There was a previous discussion about cupcakes but it was from 2007 so I thought I would not add to that one just in case.
I have gone through the Cake Bible and came across some info on cupcake by using the index at the back of the book. I saw where it was mentioned that 1/2 of recipe of All Occasion Downy Yellow Butter cake makes 9 cupcakes. (so an entire recipe would yield 18 right?) My questions are numerous and I am looking for anyone who can give me hints, tips, and advice from experience. I am making these cupcakes for my sister’s best friend’s wedding so it’s very important to me that they look and taste fabulous!
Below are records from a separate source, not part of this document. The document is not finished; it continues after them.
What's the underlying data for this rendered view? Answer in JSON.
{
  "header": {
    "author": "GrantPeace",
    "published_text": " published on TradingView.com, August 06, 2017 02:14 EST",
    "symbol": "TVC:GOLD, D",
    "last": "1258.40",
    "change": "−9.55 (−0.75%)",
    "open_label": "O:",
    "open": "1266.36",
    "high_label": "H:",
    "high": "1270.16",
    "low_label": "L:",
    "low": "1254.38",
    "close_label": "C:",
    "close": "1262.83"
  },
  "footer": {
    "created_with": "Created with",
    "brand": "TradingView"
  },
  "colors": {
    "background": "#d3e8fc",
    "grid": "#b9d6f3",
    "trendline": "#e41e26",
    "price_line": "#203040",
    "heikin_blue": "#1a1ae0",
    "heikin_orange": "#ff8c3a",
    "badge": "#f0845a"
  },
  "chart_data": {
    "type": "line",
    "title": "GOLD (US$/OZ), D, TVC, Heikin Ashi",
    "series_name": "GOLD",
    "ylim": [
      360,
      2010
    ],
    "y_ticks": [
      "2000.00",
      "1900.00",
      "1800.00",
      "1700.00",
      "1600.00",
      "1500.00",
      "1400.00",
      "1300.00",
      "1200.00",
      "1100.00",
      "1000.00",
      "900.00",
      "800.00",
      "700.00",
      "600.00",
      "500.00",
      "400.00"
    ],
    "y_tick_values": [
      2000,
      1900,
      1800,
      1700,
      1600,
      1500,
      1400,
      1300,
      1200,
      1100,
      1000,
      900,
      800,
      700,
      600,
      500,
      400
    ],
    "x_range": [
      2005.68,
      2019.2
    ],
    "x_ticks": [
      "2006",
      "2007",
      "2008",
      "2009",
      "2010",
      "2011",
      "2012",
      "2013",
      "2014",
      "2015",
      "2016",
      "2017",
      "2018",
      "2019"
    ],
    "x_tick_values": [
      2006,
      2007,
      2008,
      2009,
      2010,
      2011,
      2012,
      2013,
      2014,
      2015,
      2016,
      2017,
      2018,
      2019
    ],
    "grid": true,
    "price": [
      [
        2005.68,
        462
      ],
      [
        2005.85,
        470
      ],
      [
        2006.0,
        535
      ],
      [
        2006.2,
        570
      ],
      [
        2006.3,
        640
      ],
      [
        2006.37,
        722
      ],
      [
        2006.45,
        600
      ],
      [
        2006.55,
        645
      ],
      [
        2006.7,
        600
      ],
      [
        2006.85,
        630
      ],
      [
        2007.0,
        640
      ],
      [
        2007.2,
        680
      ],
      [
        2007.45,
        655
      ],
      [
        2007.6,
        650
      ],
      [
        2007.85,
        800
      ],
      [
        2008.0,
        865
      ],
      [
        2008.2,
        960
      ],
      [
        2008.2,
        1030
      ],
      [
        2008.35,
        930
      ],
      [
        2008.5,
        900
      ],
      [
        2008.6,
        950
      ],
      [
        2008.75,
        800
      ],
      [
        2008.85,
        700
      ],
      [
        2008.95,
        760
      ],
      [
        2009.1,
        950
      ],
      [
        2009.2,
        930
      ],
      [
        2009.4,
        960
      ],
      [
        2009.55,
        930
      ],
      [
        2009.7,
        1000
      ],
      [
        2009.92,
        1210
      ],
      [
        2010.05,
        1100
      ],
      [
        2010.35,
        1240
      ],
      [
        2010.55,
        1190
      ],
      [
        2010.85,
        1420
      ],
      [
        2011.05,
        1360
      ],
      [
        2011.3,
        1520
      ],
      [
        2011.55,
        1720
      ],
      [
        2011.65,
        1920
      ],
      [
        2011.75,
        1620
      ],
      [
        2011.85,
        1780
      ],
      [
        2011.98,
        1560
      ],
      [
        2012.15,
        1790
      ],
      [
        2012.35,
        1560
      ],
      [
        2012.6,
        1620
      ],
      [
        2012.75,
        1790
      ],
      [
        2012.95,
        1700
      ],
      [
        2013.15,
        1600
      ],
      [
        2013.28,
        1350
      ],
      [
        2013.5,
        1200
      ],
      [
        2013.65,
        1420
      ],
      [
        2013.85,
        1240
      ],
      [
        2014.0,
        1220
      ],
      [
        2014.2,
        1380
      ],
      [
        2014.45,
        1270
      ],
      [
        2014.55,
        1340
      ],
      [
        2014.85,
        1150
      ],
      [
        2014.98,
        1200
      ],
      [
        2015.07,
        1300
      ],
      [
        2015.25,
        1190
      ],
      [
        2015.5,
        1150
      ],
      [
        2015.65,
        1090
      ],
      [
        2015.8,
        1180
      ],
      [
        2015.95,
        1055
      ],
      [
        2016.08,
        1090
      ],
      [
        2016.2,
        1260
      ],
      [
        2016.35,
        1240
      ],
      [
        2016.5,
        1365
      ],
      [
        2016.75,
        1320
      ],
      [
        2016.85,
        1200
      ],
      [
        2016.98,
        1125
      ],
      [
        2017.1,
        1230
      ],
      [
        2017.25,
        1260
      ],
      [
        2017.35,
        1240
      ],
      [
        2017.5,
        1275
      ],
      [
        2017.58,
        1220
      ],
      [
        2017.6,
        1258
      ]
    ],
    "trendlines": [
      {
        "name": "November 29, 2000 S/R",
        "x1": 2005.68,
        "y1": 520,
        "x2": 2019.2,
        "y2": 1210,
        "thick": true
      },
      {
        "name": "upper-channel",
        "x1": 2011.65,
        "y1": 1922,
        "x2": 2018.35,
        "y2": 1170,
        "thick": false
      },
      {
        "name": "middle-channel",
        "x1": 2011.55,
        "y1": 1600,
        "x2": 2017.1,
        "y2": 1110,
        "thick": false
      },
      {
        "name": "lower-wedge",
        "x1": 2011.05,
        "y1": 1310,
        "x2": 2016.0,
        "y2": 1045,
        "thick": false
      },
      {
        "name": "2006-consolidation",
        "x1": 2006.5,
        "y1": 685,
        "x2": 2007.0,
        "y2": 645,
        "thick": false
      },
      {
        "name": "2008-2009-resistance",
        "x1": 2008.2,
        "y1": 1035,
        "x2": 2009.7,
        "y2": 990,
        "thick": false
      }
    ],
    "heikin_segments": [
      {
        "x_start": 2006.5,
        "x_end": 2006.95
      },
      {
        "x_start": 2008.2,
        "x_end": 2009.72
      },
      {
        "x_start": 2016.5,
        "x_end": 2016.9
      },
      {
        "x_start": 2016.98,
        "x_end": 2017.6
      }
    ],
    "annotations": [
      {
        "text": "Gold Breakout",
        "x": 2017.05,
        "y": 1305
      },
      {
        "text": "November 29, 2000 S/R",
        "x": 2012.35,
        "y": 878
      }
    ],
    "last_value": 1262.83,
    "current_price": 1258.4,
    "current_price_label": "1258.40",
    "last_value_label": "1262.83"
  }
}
What I do know (which is limited) is that I can use the All Occasion Downy Yellow Butter; and I think I can use the Perfect All-American Chocolate Butter Cake. Are there any other cakes in the Cake Bible that can be used to make cupcakes? Is there anything specific that I should know about using these recipes to make cupcakes? (amount of batter per cupcake etc; doubling recipes a good idea?; do I need to consider the amount of baking poweder used for cupcakes? (ie the Rose factor) etc…)
As well I would appreciate any suggestions for icing options. The plan is to have chocolate icing and would prefer that the color be on the darker side. I have looked at the various recipes for butter creams and ganaches but am unsure which route to take. Ideally the cupcakes will be piped to give a swirl effect (and there will be a small 6” cake to top the cupcake stand) so I’m looking for an icing that will keep its shape.
I’m very nervous to do a good job since the wedding is for someone special. I do have a moderate amount of baking knowledge (even though it might not seem like it from all these question; I just want to make sure I have all my bases covered). I have successfully make wedding cakes in the past; the most recent a 5 tiered monster that turned out almost perfectly! (I can figure out the Rose factor).
Thanks in advance to anyone who can offer some advice…I really appreciate it!